Prof. Segal said: "We know there has been no serious discussion inside Israel about any general compromise on Jerusalem. Jerusalem is still kind of viewed as the third rail of Israeli politics, with the right claiming that the left will redivide Jerusalem and the left saying that is a lie."  

According to the Times, "Mr. Segal and the rabbis who signed say the subject is so emotional that nobody has ever analyzed the actual geography involved in detaching western Jerusalem from the eastern portion, where all 180,000 Palestinians live."  

A survey devised by Segal with researchers from both sides found that neither Israelis nor Palestinians viewed the borders of the city as sacrosanct when it was broken down neighborhood by neighborhood. "When you ask people what parts of the city are important," he said, "only the Mount of Olives and the Old City are really important to both peoples."  
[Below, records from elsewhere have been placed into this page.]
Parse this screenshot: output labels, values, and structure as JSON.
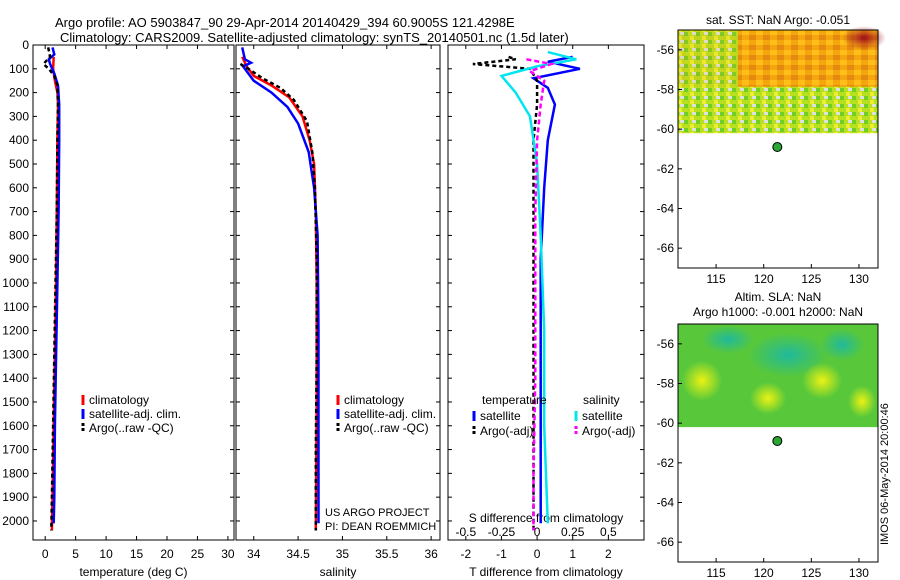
{
  "title_line1": "Argo profile: AO 5903847_90 29-Apr-2014 20140429_394 60.9005S 121.4298E",
  "title_line2": "Climatology: CARS2009. Satellite-adjusted climatology: synTS_20140501.nc (1.5d later)",
  "footer_stamp": "IMOS 06-May-2014 20:00:46",
  "project_line1": "US ARGO PROJECT",
  "project_line2": "PI: DEAN ROEMMICH",
  "colors": {
    "climatology": "#ff0000",
    "satellite": "#0000ff",
    "argo": "#000000",
    "sal_satellite": "#00e5ee",
    "sal_argo": "#ff00ff"
  },
  "chart_data": [
    {
      "name": "temperature-profile",
      "type": "line",
      "xlabel": "temperature (deg C)",
      "xlim": [
        -2,
        31
      ],
      "ylim": [
        0,
        2080
      ],
      "xticks": [
        0,
        5,
        10,
        15,
        20,
        25,
        30
      ],
      "yticks": [
        0,
        100,
        200,
        300,
        400,
        500,
        600,
        700,
        800,
        900,
        1000,
        1100,
        1200,
        1300,
        1400,
        1500,
        1600,
        1700,
        1800,
        1900,
        2000
      ],
      "legend": [
        "climatology",
        "satellite-adj. clim.",
        "Argo(..raw -QC)"
      ],
      "series": [
        {
          "key": "climatology",
          "color": "#ff0000",
          "dash": "",
          "points": [
            [
              1.4,
              50
            ],
            [
              1.3,
              100
            ],
            [
              1.6,
              150
            ],
            [
              2.0,
              200
            ],
            [
              2.1,
              250
            ],
            [
              2.0,
              400
            ],
            [
              1.9,
              700
            ],
            [
              1.8,
              1000
            ],
            [
              1.6,
              1300
            ],
            [
              1.4,
              1600
            ],
            [
              1.2,
              1900
            ],
            [
              1.1,
              2040
            ]
          ]
        },
        {
          "key": "satellite",
          "color": "#0000ff",
          "dash": "",
          "points": [
            [
              1.2,
              10
            ],
            [
              1.5,
              40
            ],
            [
              0.6,
              60
            ],
            [
              0.8,
              80
            ],
            [
              1.5,
              120
            ],
            [
              2.1,
              170
            ],
            [
              2.3,
              250
            ],
            [
              2.3,
              400
            ],
            [
              2.2,
              700
            ],
            [
              2.0,
              1000
            ],
            [
              1.8,
              1300
            ],
            [
              1.6,
              1600
            ],
            [
              1.5,
              1900
            ],
            [
              1.4,
              2010
            ]
          ]
        },
        {
          "key": "argo",
          "color": "#000000",
          "dash": "4,3",
          "points": [
            [
              0.5,
              10
            ],
            [
              0.8,
              50
            ],
            [
              -0.3,
              80
            ],
            [
              0.6,
              100
            ],
            [
              1.5,
              130
            ],
            [
              2.0,
              170
            ],
            [
              2.1,
              250
            ],
            [
              2.0,
              400
            ],
            [
              1.9,
              700
            ],
            [
              1.7,
              1000
            ],
            [
              1.5,
              1300
            ],
            [
              1.3,
              1600
            ],
            [
              1.1,
              1900
            ],
            [
              1.0,
              2040
            ]
          ]
        }
      ]
    },
    {
      "name": "salinity-profile",
      "type": "line",
      "xlabel": "salinity",
      "xlim": [
        33.8,
        36.1
      ],
      "ylim": [
        0,
        2080
      ],
      "xticks": [
        34,
        34.5,
        35,
        35.5,
        36
      ],
      "legend": [
        "climatology",
        "satellite-adj. clim.",
        "Argo(..raw -QC)"
      ],
      "series": [
        {
          "key": "climatology",
          "color": "#ff0000",
          "dash": "",
          "points": [
            [
              33.87,
              50
            ],
            [
              33.92,
              90
            ],
            [
              34.0,
              130
            ],
            [
              34.2,
              170
            ],
            [
              34.4,
              220
            ],
            [
              34.55,
              300
            ],
            [
              34.63,
              400
            ],
            [
              34.68,
              500
            ],
            [
              34.7,
              700
            ],
            [
              34.71,
              1000
            ],
            [
              34.71,
              1500
            ],
            [
              34.7,
              2040
            ]
          ]
        },
        {
          "key": "satellite",
          "color": "#0000ff",
          "dash": "",
          "points": [
            [
              33.87,
              10
            ],
            [
              33.9,
              60
            ],
            [
              33.97,
              75
            ],
            [
              33.88,
              90
            ],
            [
              34.0,
              150
            ],
            [
              34.2,
              200
            ],
            [
              34.38,
              260
            ],
            [
              34.5,
              330
            ],
            [
              34.62,
              450
            ],
            [
              34.68,
              600
            ],
            [
              34.72,
              800
            ],
            [
              34.73,
              1200
            ],
            [
              34.73,
              1600
            ],
            [
              34.73,
              2010
            ]
          ]
        },
        {
          "key": "argo",
          "color": "#000000",
          "dash": "4,3",
          "points": [
            [
              33.85,
              80
            ],
            [
              33.94,
              100
            ],
            [
              34.1,
              140
            ],
            [
              34.3,
              180
            ],
            [
              34.45,
              230
            ],
            [
              34.6,
              320
            ],
            [
              34.66,
              450
            ],
            [
              34.69,
              600
            ],
            [
              34.71,
              900
            ],
            [
              34.71,
              1300
            ],
            [
              34.7,
              1700
            ],
            [
              34.7,
              2040
            ]
          ]
        }
      ]
    },
    {
      "name": "difference-profile",
      "type": "line",
      "xlabel": "T difference from climatology",
      "top_label": "S difference from climatology",
      "xlim": [
        -2.5,
        3
      ],
      "ylim": [
        0,
        2080
      ],
      "xticks": [
        -2,
        -1,
        0,
        1,
        2
      ],
      "sticks": [
        "-0.5",
        "-0.25",
        "0",
        "0.25",
        "0.5"
      ],
      "sticks_pos": [
        -2,
        -1,
        0,
        1,
        2
      ],
      "legend_t_title": "temperature",
      "legend_s_title": "salinity",
      "legend": [
        "satellite",
        "Argo(-adj)",
        "satellite",
        "Argo(-adj)"
      ],
      "series": [
        {
          "key": "t_satellite",
          "color": "#0000ff",
          "dash": "",
          "points": [
            [
              1.0,
              50
            ],
            [
              0.3,
              70
            ],
            [
              1.2,
              100
            ],
            [
              -0.1,
              140
            ],
            [
              0.3,
              180
            ],
            [
              0.5,
              250
            ],
            [
              0.3,
              400
            ],
            [
              0.2,
              600
            ],
            [
              0.1,
              900
            ],
            [
              0.1,
              1300
            ],
            [
              0.1,
              1700
            ],
            [
              0.1,
              2010
            ]
          ]
        },
        {
          "key": "t_argo",
          "color": "#000000",
          "dash": "4,3",
          "points": [
            [
              -0.8,
              50
            ],
            [
              -0.6,
              60
            ],
            [
              -1.8,
              80
            ],
            [
              -0.2,
              100
            ],
            [
              0,
              150
            ],
            [
              0,
              250
            ],
            [
              -0.1,
              400
            ],
            [
              -0.1,
              700
            ],
            [
              -0.1,
              1000
            ],
            [
              -0.1,
              1400
            ],
            [
              -0.1,
              1800
            ],
            [
              -0.1,
              2040
            ]
          ]
        },
        {
          "key": "s_satellite",
          "color": "#00e5ee",
          "dash": "",
          "points": [
            [
              0.3,
              30
            ],
            [
              1.1,
              60
            ],
            [
              0,
              90
            ],
            [
              -1.0,
              130
            ],
            [
              -0.6,
              200
            ],
            [
              -0.2,
              300
            ],
            [
              0,
              500
            ],
            [
              0.1,
              800
            ],
            [
              0.2,
              1200
            ],
            [
              0.2,
              1600
            ],
            [
              0.3,
              2010
            ]
          ]
        },
        {
          "key": "s_argo",
          "color": "#ff00ff",
          "dash": "5,3",
          "points": [
            [
              -0.3,
              60
            ],
            [
              0.4,
              80
            ],
            [
              -0.2,
              110
            ],
            [
              0.2,
              150
            ],
            [
              0.1,
              250
            ],
            [
              0,
              400
            ],
            [
              -0.05,
              700
            ],
            [
              -0.05,
              1000
            ],
            [
              -0.05,
              1400
            ],
            [
              -0.1,
              1800
            ],
            [
              -0.1,
              2040
            ]
          ]
        }
      ]
    },
    {
      "name": "sst-map",
      "type": "heatmap",
      "title": "sat. SST: NaN Argo: -0.051",
      "xlim": [
        111,
        132
      ],
      "ylim": [
        -67,
        -55
      ],
      "xticks": [
        115,
        120,
        125,
        130
      ],
      "yticks": [
        -56,
        -58,
        -60,
        -62,
        -64,
        -66
      ],
      "data_top": -55,
      "data_bottom": -60.2,
      "argo_point": [
        121.43,
        -60.9
      ]
    },
    {
      "name": "sla-map",
      "type": "heatmap",
      "title_line1": "Altim. SLA: NaN",
      "title_line2": "Argo h1000: -0.001 h2000: NaN",
      "xlim": [
        111,
        132
      ],
      "ylim": [
        -67,
        -55
      ],
      "xticks": [
        115,
        120,
        125,
        130
      ],
      "yticks": [
        -56,
        -58,
        -60,
        -62,
        -64,
        -66
      ],
      "data_top": -55,
      "data_bottom": -60.2,
      "argo_point": [
        121.43,
        -60.9
      ]
    }
  ]
}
The Old City constitutes only 1 percent of the area of modern Jerusalem, the rabbis pointed out in their statement. Sovereignty in this area, which contains places of religious significance to Jews, Christians and Moslems, could come through creative negotiations that would not have to apply to other lands. They also suggested that the borders of Jerusalem—which have been expanded a number of times since Israel captured the city in 1967 and reunited its eastern and western parts—might be reduced to create a more Jewish city. By giving up control over the mostly undeveloped Arab areas, the rabbis say, Israel would remove from Israeli Jerusalem most Palestinians, who would most likely become citizens in a future Palestinian state, anyway.  

Rabbis who signed the statement said they felt it was a moral question and that peace was the most important goal for Jews. "The notion that Jerusalem belongs to the Jews and only the Jews, if that precludes peace, is wrong," said Rabbi Burton Visotzky, a professor of rabbinic literature at the Jewish Theological Seminary in New York. "I think in the end we will have to live with our neighbors and there is no way around it, and that includes Jerusalem."  
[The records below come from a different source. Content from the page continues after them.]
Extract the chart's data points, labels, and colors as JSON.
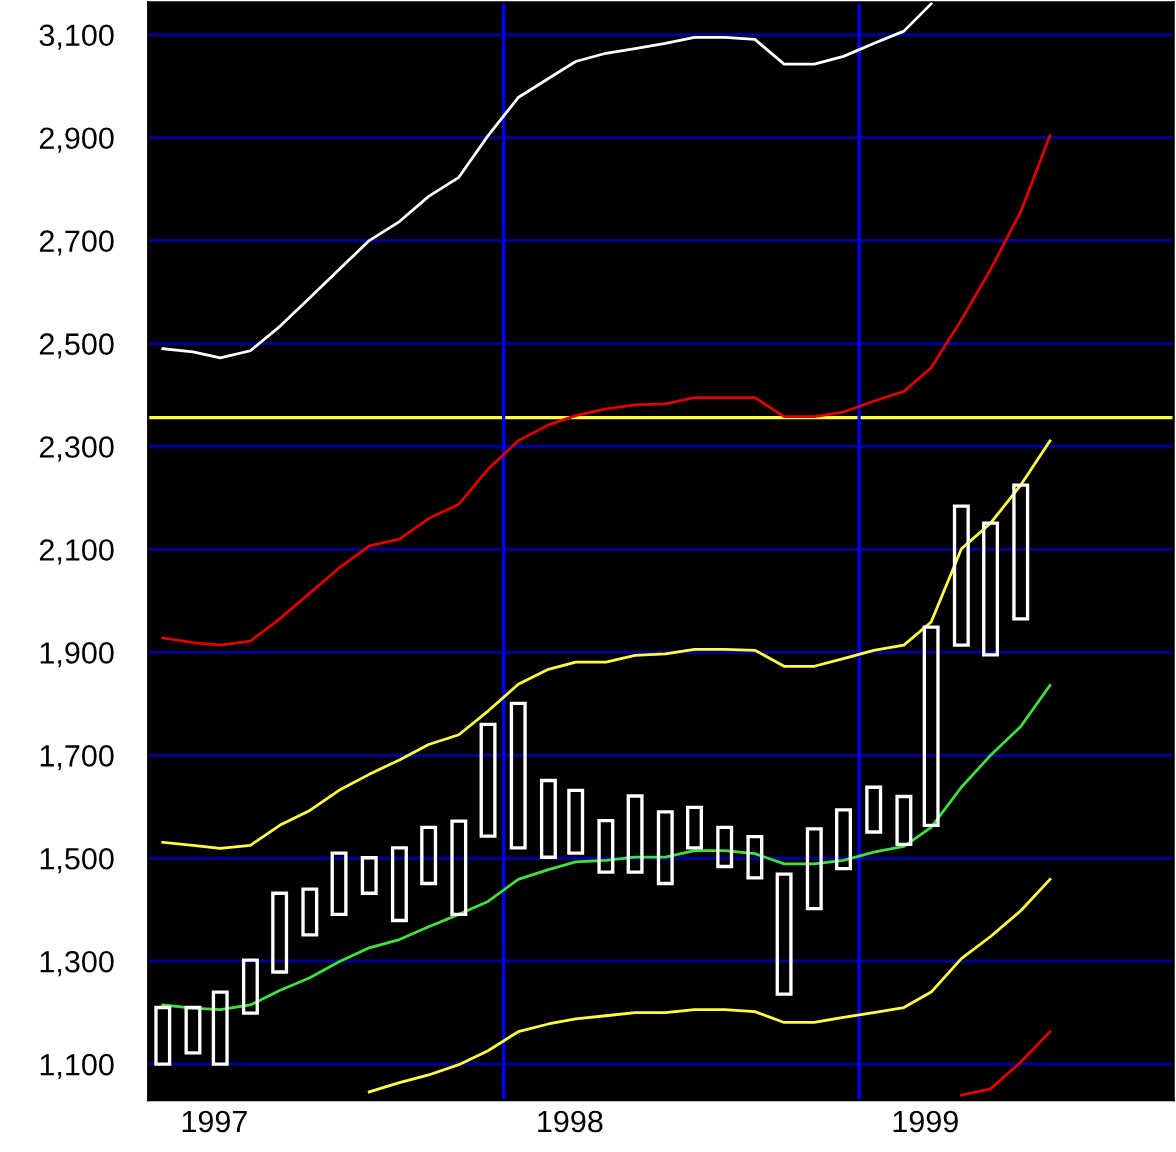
{
  "chart_data": {
    "type": "candlestick",
    "x": [
      "1997-01-16",
      "1997-02-16",
      "1997-03-16",
      "1997-04-16",
      "1997-05-16",
      "1997-06-16",
      "1997-07-16",
      "1997-08-16",
      "1997-09-16",
      "1997-10-16",
      "1997-11-16",
      "1997-12-16",
      "1998-01-16",
      "1998-02-16",
      "1998-03-16",
      "1998-04-16",
      "1998-05-16",
      "1998-06-16",
      "1998-07-16",
      "1998-08-16",
      "1998-09-16",
      "1998-10-16",
      "1998-11-16",
      "1998-12-16",
      "1999-01-16",
      "1999-02-16",
      "1999-03-16",
      "1999-04-16",
      "1999-05-16",
      "1999-06-16"
    ],
    "ohlc": [
      [
        1100,
        1210,
        1100,
        1210
      ],
      [
        1122,
        1210,
        1122,
        1210
      ],
      [
        1100,
        1240,
        1100,
        1240
      ],
      [
        1199,
        1302,
        1199,
        1302
      ],
      [
        1279,
        1432,
        1279,
        1432
      ],
      [
        1351,
        1440,
        1351,
        1440
      ],
      [
        1391,
        1510,
        1391,
        1510
      ],
      [
        1432,
        1501,
        1432,
        1501
      ],
      [
        1379,
        1520,
        1379,
        1520
      ],
      [
        1451,
        1560,
        1451,
        1560
      ],
      [
        1391,
        1572,
        1391,
        1572
      ],
      [
        1543,
        1760,
        1543,
        1760
      ],
      [
        1520,
        1801,
        1520,
        1801
      ],
      [
        1502,
        1651,
        1502,
        1651
      ],
      [
        1510,
        1632,
        1510,
        1632
      ],
      [
        1473,
        1573,
        1473,
        1573
      ],
      [
        1473,
        1621,
        1473,
        1621
      ],
      [
        1451,
        1590,
        1451,
        1590
      ],
      [
        1520,
        1599,
        1520,
        1599
      ],
      [
        1484,
        1560,
        1484,
        1560
      ],
      [
        1462,
        1542,
        1462,
        1542
      ],
      [
        1236,
        1469,
        1236,
        1469
      ],
      [
        1402,
        1557,
        1402,
        1557
      ],
      [
        1480,
        1594,
        1480,
        1594
      ],
      [
        1551,
        1638,
        1551,
        1638
      ],
      [
        1527,
        1620,
        1527,
        1620
      ],
      [
        1564,
        1949,
        1564,
        1949
      ],
      [
        1914,
        2184,
        1914,
        2184
      ],
      [
        1895,
        2151,
        1895,
        2151
      ],
      [
        1965,
        2225,
        1965,
        2225
      ]
    ],
    "color": "#ffffff",
    "series": [
      {
        "type": "line",
        "color": "#ffffff",
        "x": [
          "1997-01-16",
          "1997-02-16",
          "1997-03-16",
          "1997-04-16",
          "1997-05-16",
          "1997-06-16",
          "1997-07-16",
          "1997-08-16",
          "1997-09-16",
          "1997-10-16",
          "1997-11-16",
          "1997-12-16",
          "1998-01-16",
          "1998-02-16",
          "1998-03-16",
          "1998-04-16",
          "1998-05-16",
          "1998-06-16",
          "1998-07-16",
          "1998-08-16",
          "1998-09-16",
          "1998-10-16",
          "1998-11-16",
          "1998-12-16",
          "1999-01-16",
          "1999-02-16",
          "1999-03-16"
        ],
        "values": [
          2490,
          2484,
          2472,
          2486,
          2533,
          2589,
          2644,
          2700,
          2737,
          2786,
          2823,
          2904,
          2978,
          3015,
          3048,
          3064,
          3073,
          3083,
          3095,
          3095,
          3091,
          3043,
          3043,
          3058,
          3083,
          3107,
          3160
        ]
      },
      {
        "type": "line",
        "color": "#e00000",
        "x": [
          "1997-01-16",
          "1997-02-16",
          "1997-03-16",
          "1997-04-16",
          "1997-05-16",
          "1997-06-16",
          "1997-07-16",
          "1997-08-16",
          "1997-09-16",
          "1997-10-16",
          "1997-11-16",
          "1997-12-16",
          "1998-01-16",
          "1998-02-16",
          "1998-03-16",
          "1998-04-16",
          "1998-05-16",
          "1998-06-16",
          "1998-07-16",
          "1998-08-16",
          "1998-09-16",
          "1998-10-16",
          "1998-11-16",
          "1998-12-16",
          "1999-01-16",
          "1999-02-16",
          "1999-03-16",
          "1999-04-16",
          "1999-05-16",
          "1999-06-16",
          "1999-07-16"
        ],
        "values": [
          1928,
          1919,
          1914,
          1922,
          1965,
          2015,
          2064,
          2107,
          2120,
          2160,
          2188,
          2256,
          2311,
          2342,
          2360,
          2373,
          2381,
          2383,
          2395,
          2395,
          2395,
          2358,
          2358,
          2367,
          2388,
          2407,
          2453,
          2546,
          2644,
          2756,
          2904
        ]
      },
      {
        "type": "line",
        "color": "#ffff40",
        "x": [
          "1997-01-16",
          "1997-02-16",
          "1997-03-16",
          "1997-04-16",
          "1997-05-16",
          "1997-06-16",
          "1997-07-16",
          "1997-08-16",
          "1997-09-16",
          "1997-10-16",
          "1997-11-16",
          "1997-12-16",
          "1998-01-16",
          "1998-02-16",
          "1998-03-16",
          "1998-04-16",
          "1998-05-16",
          "1998-06-16",
          "1998-07-16",
          "1998-08-16",
          "1998-09-16",
          "1998-10-16",
          "1998-11-16",
          "1998-12-16",
          "1999-01-16",
          "1999-02-16",
          "1999-03-16",
          "1999-04-16",
          "1999-05-16",
          "1999-06-16",
          "1999-07-16"
        ],
        "values": [
          1531,
          1525,
          1519,
          1525,
          1564,
          1593,
          1632,
          1663,
          1691,
          1721,
          1740,
          1786,
          1838,
          1867,
          1881,
          1881,
          1894,
          1897,
          1906,
          1906,
          1904,
          1873,
          1873,
          1888,
          1904,
          1914,
          1959,
          2101,
          2151,
          2225,
          2311
        ]
      },
      {
        "type": "line",
        "color": "#40e040",
        "x": [
          "1997-01-16",
          "1997-02-16",
          "1997-03-16",
          "1997-04-16",
          "1997-05-16",
          "1997-06-16",
          "1997-07-16",
          "1997-08-16",
          "1997-09-16",
          "1997-10-16",
          "1997-11-16",
          "1997-12-16",
          "1998-01-16",
          "1998-02-16",
          "1998-03-16",
          "1998-04-16",
          "1998-05-16",
          "1998-06-16",
          "1998-07-16",
          "1998-08-16",
          "1998-09-16",
          "1998-10-16",
          "1998-11-16",
          "1998-12-16",
          "1999-01-16",
          "1999-02-16",
          "1999-03-16",
          "1999-04-16",
          "1999-05-16",
          "1999-06-16",
          "1999-07-16"
        ],
        "values": [
          1215,
          1209,
          1206,
          1215,
          1243,
          1268,
          1299,
          1326,
          1342,
          1367,
          1391,
          1416,
          1459,
          1478,
          1493,
          1496,
          1502,
          1502,
          1515,
          1515,
          1509,
          1489,
          1489,
          1496,
          1512,
          1523,
          1560,
          1638,
          1700,
          1756,
          1836
        ]
      },
      {
        "type": "line",
        "color": "#ffff40",
        "x": [
          "1997-08-16",
          "1997-09-16",
          "1997-10-16",
          "1997-11-16",
          "1997-12-16",
          "1998-01-16",
          "1998-02-16",
          "1998-03-16",
          "1998-04-16",
          "1998-05-16",
          "1998-06-16",
          "1998-07-16",
          "1998-08-16",
          "1998-09-16",
          "1998-10-16",
          "1998-11-16",
          "1998-12-16",
          "1999-01-16",
          "1999-02-16",
          "1999-03-16",
          "1999-04-16",
          "1999-05-16",
          "1999-06-16",
          "1999-07-16"
        ],
        "values": [
          1046,
          1064,
          1079,
          1099,
          1126,
          1163,
          1178,
          1188,
          1194,
          1200,
          1200,
          1206,
          1206,
          1202,
          1181,
          1181,
          1191,
          1200,
          1210,
          1240,
          1305,
          1348,
          1398,
          1459
        ]
      },
      {
        "type": "line",
        "color": "#e00000",
        "x": [
          "1999-04-16",
          "1999-05-16",
          "1999-06-16",
          "1999-07-16"
        ],
        "values": [
          1040,
          1052,
          1104,
          1163
        ]
      }
    ],
    "xlim": [
      "1997-01-01",
      "1999-11-20"
    ],
    "xticks": [
      {
        "value": "1997-03-10",
        "label": "1997"
      },
      {
        "value": "1998-03-10",
        "label": "1998"
      },
      {
        "value": "1999-03-10",
        "label": "1999"
      }
    ],
    "ylim": [
      1030,
      3163
    ],
    "yticks": [
      {
        "value": 1100,
        "label": "1,100"
      },
      {
        "value": 1300,
        "label": "1,300"
      },
      {
        "value": 1500,
        "label": "1,500"
      },
      {
        "value": 1700,
        "label": "1,700"
      },
      {
        "value": 1900,
        "label": "1,900"
      },
      {
        "value": 2100,
        "label": "2,100"
      },
      {
        "value": 2300,
        "label": "2,300"
      },
      {
        "value": 2500,
        "label": "2,500"
      },
      {
        "value": 2700,
        "label": "2,700"
      },
      {
        "value": 2900,
        "label": "2,900"
      },
      {
        "value": 3100,
        "label": "3,100"
      }
    ],
    "grid": "y",
    "ref_lines": [
      {
        "axis": "y",
        "value": 2356,
        "color": "#ffff40"
      },
      {
        "axis": "x",
        "value": "1998-01-01",
        "color": "#0000ff"
      },
      {
        "axis": "x",
        "value": "1999-01-01",
        "color": "#0000ff"
      }
    ]
  }
}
The Times reports that, "The position of most Jewish groups in the U.S. on the issue of Jerusalem hews closely to the official position of present and past Israeli governments, which is that it is their indivisible capital."  

At the same time, reports Time Magazine (Jan. 31, 2000), "For the first time a group of establishment figures in Israel has endorsed the idea of sharing Jerusalem with the Palestinians. `This is the real beginning of the slaughtering of sacred cows,' said Shlomo Gazit, a former head of military intelligence. After a series of meetings between Israeli and Arab academics, diplomats and retired military officers sponsored by the Rockefeller Foundation and the University of Oklahoma, the Israeli participants agreed to the Palestinian position that West Jerusalem should serve as the capital of Israel and East Jerusalem as the capital of a Palestinian state....The Arabs on the panel agreed that the city would be split in a way that would `reconcile existing realities,' an implicit suggestion that Jewish settlements in East Jerusalem be incorporated into Israel's portion of the city. `There is ideology and there is reality, and we have to be realists,' said Joseph Gmat, an anthropologist at Haifa University who initiated the project."